Grandes eventos poderão injetar até R$ 12,3 milhões na economia do DF

O confronto entre Flamengo e Santos no Estádio Nacional dá mostras de como o setor produtivo pode faturar com grandes eventos


'A última vez que tínhamos visto um movimento tão grande havia sido em 2008', diz Cássio Alexandre da Silva, gerente de uma churrascaria (Breno Fortes/CB/D.A Press)
"A última vez que tínhamos visto um movimento tão grande havia sido em 2008", diz Cássio Alexandre da Silva, gerente de uma churrascaria


O jogo entre Flamengo e Santos no último domingo deu sinais de como o setor produtivo do Distrito Federal pode faturar com grandes eventos. Cálculos de especialistas consultados pelo Correio mostram que partidas de futebol e shows de grande porte serão capazes de injetar até R$ 12,3 milhões na economia local. O GDF estima que, inicialmente, o Estádio Nacional de Brasília Mané Garrincha abrigue pelo menos um grande evento por mês, o que pode gerar R$ 150 milhões ao ano. 

A conta, feita para o Correio pela Companhia de Planejamento do Distrito Federal (Codeplan), leva em consideração um público estimado em 60 mil — 85% da capacidade da arena — e inclui os gastos dos frequentadores com bilheteria, alimentação, transporte, além de souvenirs. A estimativa do órgão é que 15% do público venha de outras cidades.

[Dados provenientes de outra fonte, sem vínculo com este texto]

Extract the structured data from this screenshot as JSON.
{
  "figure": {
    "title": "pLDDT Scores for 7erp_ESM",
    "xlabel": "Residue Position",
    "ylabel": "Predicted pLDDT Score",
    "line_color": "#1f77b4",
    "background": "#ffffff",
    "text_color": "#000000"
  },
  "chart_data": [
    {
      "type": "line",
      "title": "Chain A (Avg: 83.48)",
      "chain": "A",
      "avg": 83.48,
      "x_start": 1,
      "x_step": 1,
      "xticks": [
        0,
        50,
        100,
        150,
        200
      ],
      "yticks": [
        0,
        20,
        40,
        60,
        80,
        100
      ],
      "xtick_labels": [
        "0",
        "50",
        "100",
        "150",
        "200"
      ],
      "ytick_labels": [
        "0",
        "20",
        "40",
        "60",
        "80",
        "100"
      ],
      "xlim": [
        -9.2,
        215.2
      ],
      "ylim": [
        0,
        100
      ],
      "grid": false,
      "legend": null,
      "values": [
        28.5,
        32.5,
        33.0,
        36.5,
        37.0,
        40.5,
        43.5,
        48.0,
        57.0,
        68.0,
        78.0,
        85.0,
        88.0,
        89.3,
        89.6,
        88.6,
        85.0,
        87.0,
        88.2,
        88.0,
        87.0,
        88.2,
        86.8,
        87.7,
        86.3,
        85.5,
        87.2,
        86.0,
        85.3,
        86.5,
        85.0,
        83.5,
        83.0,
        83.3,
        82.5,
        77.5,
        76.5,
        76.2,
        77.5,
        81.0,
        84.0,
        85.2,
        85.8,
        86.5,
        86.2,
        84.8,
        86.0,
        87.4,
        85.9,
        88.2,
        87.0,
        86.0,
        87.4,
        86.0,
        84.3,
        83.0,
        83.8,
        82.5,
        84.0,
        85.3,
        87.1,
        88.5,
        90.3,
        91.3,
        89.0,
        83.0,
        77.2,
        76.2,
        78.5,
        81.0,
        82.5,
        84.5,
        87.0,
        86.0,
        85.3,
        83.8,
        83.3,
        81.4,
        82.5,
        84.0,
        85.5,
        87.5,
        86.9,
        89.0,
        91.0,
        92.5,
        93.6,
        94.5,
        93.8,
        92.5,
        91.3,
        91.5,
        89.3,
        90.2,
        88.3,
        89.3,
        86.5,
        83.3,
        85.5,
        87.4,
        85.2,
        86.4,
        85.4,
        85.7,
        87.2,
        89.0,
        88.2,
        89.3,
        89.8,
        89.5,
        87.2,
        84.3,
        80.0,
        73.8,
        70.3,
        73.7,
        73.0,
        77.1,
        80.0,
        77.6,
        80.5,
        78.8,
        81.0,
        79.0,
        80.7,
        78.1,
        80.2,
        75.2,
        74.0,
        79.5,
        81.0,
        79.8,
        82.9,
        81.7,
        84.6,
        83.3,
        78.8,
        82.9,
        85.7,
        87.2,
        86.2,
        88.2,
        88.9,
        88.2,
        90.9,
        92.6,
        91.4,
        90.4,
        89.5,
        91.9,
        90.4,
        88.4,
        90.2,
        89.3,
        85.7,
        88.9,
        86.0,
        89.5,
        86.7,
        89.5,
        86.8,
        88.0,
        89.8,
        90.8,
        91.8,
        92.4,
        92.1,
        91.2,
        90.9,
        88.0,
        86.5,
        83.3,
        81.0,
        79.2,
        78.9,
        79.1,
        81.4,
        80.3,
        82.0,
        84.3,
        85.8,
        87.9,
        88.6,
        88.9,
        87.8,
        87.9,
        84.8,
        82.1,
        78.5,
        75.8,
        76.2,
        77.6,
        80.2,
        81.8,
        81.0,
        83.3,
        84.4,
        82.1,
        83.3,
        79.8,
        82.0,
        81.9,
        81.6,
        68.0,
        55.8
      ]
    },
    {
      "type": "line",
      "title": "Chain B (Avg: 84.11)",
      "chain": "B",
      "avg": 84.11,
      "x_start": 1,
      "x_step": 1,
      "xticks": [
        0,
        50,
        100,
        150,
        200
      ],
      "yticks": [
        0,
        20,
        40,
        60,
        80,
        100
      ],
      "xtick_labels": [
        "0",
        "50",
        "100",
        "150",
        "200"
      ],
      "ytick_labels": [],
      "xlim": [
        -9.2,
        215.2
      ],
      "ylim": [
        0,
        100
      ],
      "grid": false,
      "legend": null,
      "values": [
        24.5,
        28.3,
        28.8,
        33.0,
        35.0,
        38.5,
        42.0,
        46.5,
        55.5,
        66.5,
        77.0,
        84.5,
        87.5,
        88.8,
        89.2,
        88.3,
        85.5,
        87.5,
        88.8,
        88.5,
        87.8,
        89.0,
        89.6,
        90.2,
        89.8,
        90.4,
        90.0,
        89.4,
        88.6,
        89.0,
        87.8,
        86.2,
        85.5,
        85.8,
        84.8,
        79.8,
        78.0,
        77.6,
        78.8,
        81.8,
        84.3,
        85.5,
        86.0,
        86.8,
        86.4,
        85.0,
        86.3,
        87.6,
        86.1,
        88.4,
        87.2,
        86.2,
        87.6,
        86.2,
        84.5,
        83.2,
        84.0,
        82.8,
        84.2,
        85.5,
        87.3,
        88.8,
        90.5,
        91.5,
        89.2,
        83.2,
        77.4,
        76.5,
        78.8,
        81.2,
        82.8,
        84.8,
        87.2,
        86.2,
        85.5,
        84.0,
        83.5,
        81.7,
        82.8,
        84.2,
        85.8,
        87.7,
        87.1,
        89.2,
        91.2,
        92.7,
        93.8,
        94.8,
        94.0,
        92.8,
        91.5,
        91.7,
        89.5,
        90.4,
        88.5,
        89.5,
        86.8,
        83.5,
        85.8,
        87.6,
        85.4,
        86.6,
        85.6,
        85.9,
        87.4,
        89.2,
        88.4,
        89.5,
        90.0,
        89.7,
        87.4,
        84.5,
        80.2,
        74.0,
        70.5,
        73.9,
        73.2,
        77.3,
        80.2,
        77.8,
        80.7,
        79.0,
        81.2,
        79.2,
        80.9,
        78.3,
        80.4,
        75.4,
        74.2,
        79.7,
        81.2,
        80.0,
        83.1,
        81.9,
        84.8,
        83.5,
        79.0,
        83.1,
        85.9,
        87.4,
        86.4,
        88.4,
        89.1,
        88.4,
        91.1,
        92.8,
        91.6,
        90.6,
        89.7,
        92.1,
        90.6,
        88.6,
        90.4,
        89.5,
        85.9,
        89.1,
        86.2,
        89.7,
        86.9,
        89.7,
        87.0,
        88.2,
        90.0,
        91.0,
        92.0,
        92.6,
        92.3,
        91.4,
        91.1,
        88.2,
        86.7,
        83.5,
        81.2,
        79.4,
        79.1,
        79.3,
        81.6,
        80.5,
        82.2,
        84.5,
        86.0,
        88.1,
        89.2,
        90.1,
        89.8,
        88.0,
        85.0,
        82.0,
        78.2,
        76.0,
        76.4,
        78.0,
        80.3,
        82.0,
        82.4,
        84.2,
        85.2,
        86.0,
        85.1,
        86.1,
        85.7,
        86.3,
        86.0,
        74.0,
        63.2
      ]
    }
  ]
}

No domingo, quem faturou alto com a movimentação de torcedores ao redor do estádio Nacional foi o comércio. Nos arredores da arena, os quiosques de comidas típicas e bares e restaurantes dos dois shoppings centers mais próximos ficaram abarrotados de clientes, especialmente antes do início do jogo, às 16h.

 Torcedores dos dois times lotaram, por exemplo, uma churrascaria localizada a apenas 1,5 km do estádio. Nas contas do gerente regional do estabelecimento, Cássio Alexandre da Silva, as vendas aumentaram 40% em relação a domingos normais. “A última vez que tínhamos visto um movimento tão grande num domingo havia sido em 2008, quando o São Paulo ganhou o Brasileirão em cima do Goiás, jogando no Gama”, disse.